My point is not that the federal government should set a higher dollar value on a patient’s life under ObamaCare. Rather, the government should not be setting any such value at all, whether it’s $200,000, $5 million, or $20 million.
Patients (in consultation with their doctors) should be free to decide for themselves whether a medical test or treatment is worth it to them, based on their specific personal and economic circumstances. Just as the government should not (and cannot) decide who you should marry, where you should live, or what job you should accept, it should not make such highly personal medical choices for you.
Rather than the USPSTF “one size fits all” approach, the American Urological Association properly recommends a more nuanced approach towards prostate cancer screening based on a patient’s family history, race/ethnicity, and individual tolerance for cancer risk. According to the AUA, men aged 55 to 69 “should talk to their doctors about the risks and benefits of PSA screening and make a decision based on their personal values and preferences.”
Even President Obama’s own doctor adopted this more nuanced approach. When President Obama turned 50, he made an “informed patient request” for a PSA test and received it, even though this violated the guidelines set by his own federal task force. If it’s wrong for patients to undergo routine PSA testing, then that meant the President’s doctor was acting irresponsibly. Conversely, if it was right for the President (in consultation with this doctor) to override USPSTF guidelines and tailor his medical care to his individual preferences, then you too should enjoy that same freedom.
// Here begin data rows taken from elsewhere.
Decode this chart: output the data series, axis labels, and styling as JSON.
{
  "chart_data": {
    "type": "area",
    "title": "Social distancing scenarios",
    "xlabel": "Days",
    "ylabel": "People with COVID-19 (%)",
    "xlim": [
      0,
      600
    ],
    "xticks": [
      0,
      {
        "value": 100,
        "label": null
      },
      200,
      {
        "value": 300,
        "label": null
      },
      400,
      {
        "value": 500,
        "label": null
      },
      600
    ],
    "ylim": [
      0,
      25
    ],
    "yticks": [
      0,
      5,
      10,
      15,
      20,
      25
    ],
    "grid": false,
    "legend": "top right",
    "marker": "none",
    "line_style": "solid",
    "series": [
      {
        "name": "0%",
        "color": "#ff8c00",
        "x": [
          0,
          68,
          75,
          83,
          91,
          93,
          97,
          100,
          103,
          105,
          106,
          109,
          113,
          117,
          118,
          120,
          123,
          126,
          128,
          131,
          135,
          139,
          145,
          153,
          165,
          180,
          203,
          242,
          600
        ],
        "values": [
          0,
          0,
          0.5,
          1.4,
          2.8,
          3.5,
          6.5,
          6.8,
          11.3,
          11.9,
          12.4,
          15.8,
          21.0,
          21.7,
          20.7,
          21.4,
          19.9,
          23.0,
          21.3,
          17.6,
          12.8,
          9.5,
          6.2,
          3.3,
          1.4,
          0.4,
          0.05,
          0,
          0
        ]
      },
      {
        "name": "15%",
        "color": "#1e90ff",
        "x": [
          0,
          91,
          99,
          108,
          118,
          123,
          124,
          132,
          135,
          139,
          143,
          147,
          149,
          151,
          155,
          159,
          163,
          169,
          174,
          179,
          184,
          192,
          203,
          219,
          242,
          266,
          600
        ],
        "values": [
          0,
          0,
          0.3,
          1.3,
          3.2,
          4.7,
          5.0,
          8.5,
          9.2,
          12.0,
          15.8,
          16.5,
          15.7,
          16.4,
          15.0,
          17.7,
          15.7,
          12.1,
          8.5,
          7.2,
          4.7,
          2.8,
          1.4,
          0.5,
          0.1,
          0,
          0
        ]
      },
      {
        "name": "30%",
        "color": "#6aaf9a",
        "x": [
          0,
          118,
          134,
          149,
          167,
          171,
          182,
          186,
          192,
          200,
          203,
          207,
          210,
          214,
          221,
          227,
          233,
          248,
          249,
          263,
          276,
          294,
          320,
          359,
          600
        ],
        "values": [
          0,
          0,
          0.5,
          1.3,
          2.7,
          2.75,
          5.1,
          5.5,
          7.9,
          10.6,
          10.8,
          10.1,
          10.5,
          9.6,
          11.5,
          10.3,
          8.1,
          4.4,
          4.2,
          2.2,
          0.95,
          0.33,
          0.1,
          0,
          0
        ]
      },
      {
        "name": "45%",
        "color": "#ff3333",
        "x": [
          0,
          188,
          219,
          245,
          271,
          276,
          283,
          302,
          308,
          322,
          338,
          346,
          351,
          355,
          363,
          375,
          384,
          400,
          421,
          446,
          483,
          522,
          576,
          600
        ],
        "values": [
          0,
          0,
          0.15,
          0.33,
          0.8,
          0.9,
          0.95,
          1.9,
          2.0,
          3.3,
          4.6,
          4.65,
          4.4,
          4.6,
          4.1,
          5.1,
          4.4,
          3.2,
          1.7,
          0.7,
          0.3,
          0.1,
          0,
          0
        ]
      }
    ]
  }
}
Most proposed systems of free-market health reform enable patients to decide how best to spend their own medical dollars through mechanisms such as Health Savings Accounts. In contrast, ObamaCare imposes numerous restrictions on what health insurance individuals must purchase, what services insurers must include, how doctors and hospitals can be paid, and how physicians should practice.
When the government controls how medical dollars may be spent, it in effect sets the price of a human life. The USPSTF guidelines have given us a hint of what that price will be. Under ObamaCare, you’d better hope that this price at least keeps up with inflation.